テクニカル要因には次のようなものがあります。
インフレ
先ほど、バリュエーション・マルチプルのインプットとして挙げましたが、テクニカルな観点からもインフレは大きなドライバーです。 歴史的に見ても、低インフレはバリュエーションと強い逆相関関係にあります(低インフレは高倍率、高インフレは低倍率)。 一方、デフレは企業の価格決定力の低下を意味するため、一般的に株式には悪い影響を与えます。
市場や同業他社の経済力
企業の株式は、市場や同業他社に追随する傾向があります。 著名な投資会社の中には、企業の個別業績ではなく、市場やセクター全体の動きの組み合わせが株式の動きの大半を決定すると主張するところもあります。 経済・市場要因が90%を占めるという調査結果もあります)。
代替品
企業は、世界的に見て、他の資産クラスと投資資金を争っています。 社債、国債、コモディティ、不動産、外国株式などです。
付随的取引
付随的取引とは、株式の本質的な価値を信じること以外の動機で行われる株式の購入や売却のことです。 このような取引には、役員のインサイダー取引が含まれますが、これは事前に予定されていたり、ポートフォリオの目的によって行われることが多いものです。 別の例としては、機関投資家が他の投資をヘッジするために株式を購入または空売りすることが挙げられます。
人口統計
投資家の人口統計については、いくつかの重要な研究がなされています。
- 株式市場に投資する傾向のあるピーク時の所得者である中年の投資家
- 退職後の需要を満たすために市場から撤退する傾向のある高齢の投資家
仮説としては、投資人口に占める中年の投資家の割合が高いほど、株式に対する需要が高まり、評価倍率が高くなると考えられます。
トレンド
多くの場合、株式は短期的なトレンドに沿って動くものです。 一方、上昇している銘柄は、「成功が成功を呼ぶ」と言われるように、人気が出てくると勢いが出てきます。 一方で、トレンドとは逆の動きをすることもあり、いわゆる「平均への回帰」と呼ばれています。
流動性
流動性は重要なファクターですが、あまり認識されていないこともあります。 これは、ある銘柄がどれだけ投資家の関心を集めているかを意味します。 例えば、ウォルマートの株式は流動性が高く、したがって重要なニュースへの反応が高いのですが、平均的な小型株企業はそうではありません。 取引量は流動性の代用であるだけでなく、企業コミュニケーションの機能(つまり、企業が投資家コミュニティからどれだけ注目されているか)でもあります。 大型株は流動性が高く、よくフォローされており、取引量も多い。 多くの小型株は、投資家のレーダースクリーンに映らないため、ほぼ永久的に「流動性ディスカウント」に苦しんでいます。
ニュース
企業や業界、あるいは世界経済におけるニュースや予期せぬ出来事の影響を定量化することは困難ですが、投資家のセンチメントに影響を与えることには異論がないでしょう。 政治情勢、国や企業間の交渉、製品の躍進、M&Aなど、予期せぬ出来事が株式や株式市場に影響を与えることがあります。
Market Sentiment
市場センチメントとは、市場参加者の心理のことで、個人的にも集団的にも最も悩ましいものです。 これはおそらく最も厄介なカテゴリーです。 市場センチメントはしばしば主観的で、偏っていて、頑固です。 例えば、ある銘柄の将来の成長性について確かな判断を下し、未来がその予測を裏付けることもありますが、その間、市場は近視眼的に一つのニュースに拘り、その銘柄を人為的に高くしたり低くしたりすることがあるのです。 そして、他の投資家がファンダメンタルズに気づいてくれることを期待して、長い間待つこともあります。

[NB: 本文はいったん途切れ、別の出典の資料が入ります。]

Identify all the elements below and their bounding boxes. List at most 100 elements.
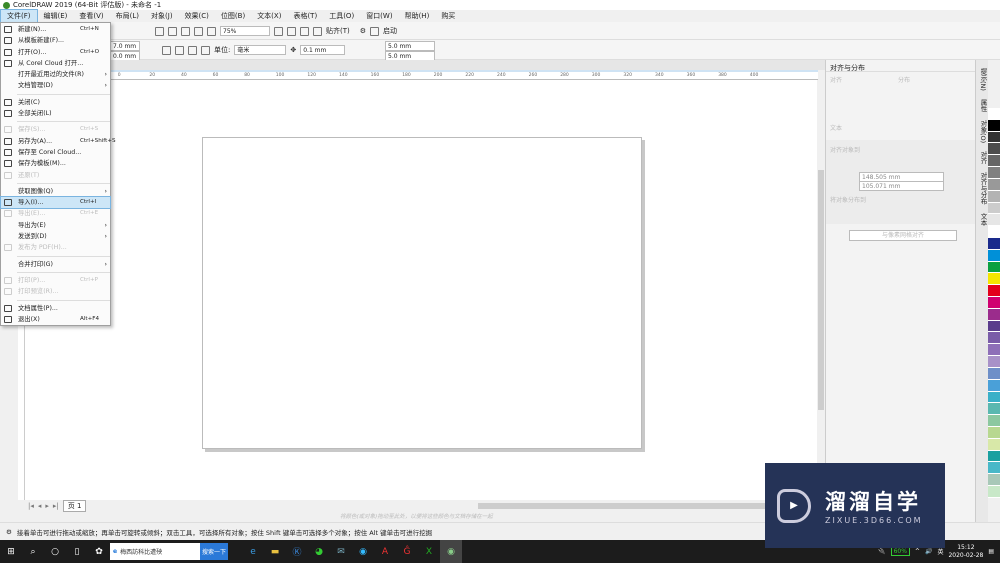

市場のセンチメントは、比較的新しい分野である行動ファイナンスによって探求されています。 この分野では、市場は明らかに効率的でないことが多く、この非効率性は心理学やその他の社会科学の分野で説明できるという仮定から始まります。 社会科学を金融に応用するという考え方は、心理学者のダニエル・カーネマン博士が2002年にノーベル経済学賞を受賞したことで、完全に正当化されました(心理学者としては初めての受賞です)。

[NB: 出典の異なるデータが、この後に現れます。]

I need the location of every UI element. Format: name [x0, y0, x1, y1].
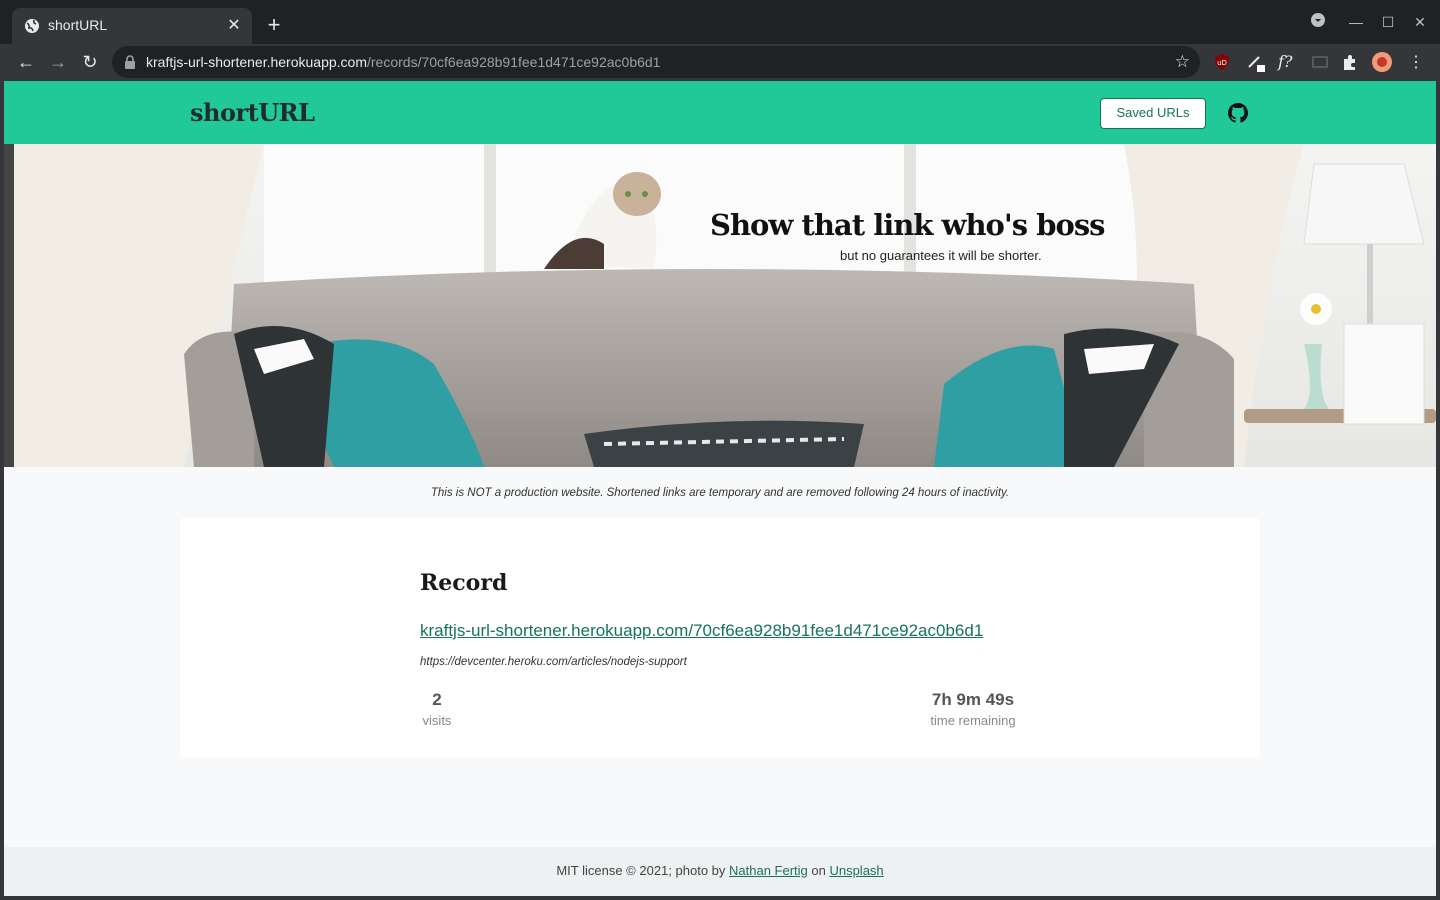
- lock-icon: [125, 55, 135, 69]
- ublock-extension-icon[interactable]: uD: [1212, 52, 1232, 72]
- address-bar[interactable]: kraftjs-url-shortener.herokuapp.com/reco…: [112, 46, 1200, 78]
- unsplash-link[interactable]: Unsplash: [829, 863, 883, 878]
- original-url: https://devcenter.heroku.com/articles/no…: [420, 656, 687, 668]
- brand-logo[interactable]: shortURL: [190, 98, 315, 127]
- url-path: /records/70cf6ea928b91fee1d471ce92ac0b6d…: [367, 54, 661, 70]
- profile-avatar-icon[interactable]: [1372, 52, 1392, 72]
- hero-banner: Show that link who's boss but no guarant…: [4, 144, 1436, 467]
- hero-title: Show that link who's boss: [710, 208, 1105, 242]
- short-url-link[interactable]: kraftjs-url-shortener.herokuapp.com/70cf…: [420, 621, 983, 641]
- saved-urls-button[interactable]: Saved URLs: [1100, 98, 1206, 129]
- hero-subtitle: but no guarantees it will be shorter.: [840, 248, 1042, 263]
- browser-tab[interactable]: shortURL ✕: [12, 8, 252, 44]
- browser-toolbar: ← → ↻ kraftjs-url-shortener.herokuapp.co…: [0, 44, 1440, 80]
- minimize-icon[interactable]: —: [1346, 12, 1366, 32]
- visits-stat: 2 visits: [420, 690, 454, 728]
- pen-extension-icon[interactable]: [1246, 52, 1266, 72]
- formula-extension-icon[interactable]: f?: [1278, 52, 1298, 72]
- photographer-link[interactable]: Nathan Fertig: [729, 863, 808, 878]
- svg-text:uD: uD: [1217, 59, 1227, 67]
- reload-icon[interactable]: ↻: [78, 50, 102, 74]
- footer-license: MIT license © 2021; photo by: [556, 863, 729, 878]
- forward-icon[interactable]: →: [46, 50, 70, 74]
- tab-title: shortURL: [48, 17, 108, 33]
- globe-icon: [25, 19, 39, 33]
- hero-photo: [4, 144, 1436, 467]
- github-icon[interactable]: [1228, 103, 1248, 123]
- site-header: shortURL Saved URLs: [4, 81, 1436, 144]
- record-heading: Record: [420, 570, 508, 596]
- time-remaining-label: time remaining: [930, 713, 1016, 728]
- url-host: kraftjs-url-shortener.herokuapp.com: [146, 54, 367, 70]
- time-remaining-value: 7h 9m 49s: [931, 690, 1015, 709]
- bookmark-star-icon[interactable]: ☆: [1175, 52, 1190, 72]
- tab-strip: shortURL ✕ + — ☐ ✕: [0, 0, 1440, 44]
- profile-dropdown-icon[interactable]: [1308, 12, 1328, 32]
- web-page: shortURL Saved URLs Show that link who's…: [4, 81, 1436, 896]
- maximize-icon[interactable]: ☐: [1378, 12, 1398, 32]
- site-footer: MIT license © 2021; photo by Nathan Fert…: [4, 847, 1436, 896]
- visits-count: 2: [432, 690, 442, 709]
- url-text: kraftjs-url-shortener.herokuapp.com/reco…: [146, 54, 660, 70]
- record-card: Record kraftjs-url-shortener.herokuapp.c…: [180, 518, 1260, 758]
- visits-label: visits: [422, 713, 452, 728]
- back-icon[interactable]: ←: [14, 50, 38, 74]
- new-tab-icon[interactable]: +: [262, 14, 286, 38]
- close-window-icon[interactable]: ✕: [1410, 12, 1430, 32]
- footer-on: on: [807, 863, 830, 878]
- menu-kebab-icon[interactable]: ⋮: [1406, 52, 1426, 72]
- puzzle-extensions-icon[interactable]: [1340, 52, 1360, 72]
- disclaimer-notice: This is NOT a production website. Shorte…: [430, 487, 1010, 499]
- screen-extension-icon[interactable]: [1310, 52, 1330, 72]
- close-tab-icon[interactable]: ✕: [224, 16, 244, 36]
- browser-window: shortURL ✕ + — ☐ ✕ ← → ↻ kraftjs-url-sho…: [0, 0, 1440, 900]
- time-remaining-stat: 7h 9m 49s time remaining: [920, 690, 1026, 728]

行動ファイナンスの理論を活用できると主張する投資家もいます。
一部の投資家は、行動ファイナンスの理論を活用できると主張していますが、大多数の投資家にとっては、この分野は十分に新しいものであり、説明できないものはすべて預けるという「キャッチオール」のカテゴリーとして機能しています。
The Bottom Line
投資家のタイプによって異なる要因があります。 短期的な投資家やトレーダーは、テクニカルな要素を取り入れる傾向があり、それが優先されることもあります。 長期的な投資家は、ファンダメンタルズを優先し、テクニカルな要素が重要な役割を果たすことを認識しています。 ファンダメンタルズを強く信じている投資家は、「短期的にはテクニカル要因や市場のセンチメントに圧倒されることが多いが、長期的にはファンダメンタルズが株価を決める」という定説で、テクニカル要因に折り合いをつけることができる。 一方、行動ファイナンスの分野では、伝統的な金融理論では市場で起こるすべてのことを説明できないと思われるので、今後も刺激的な展開が期待されます。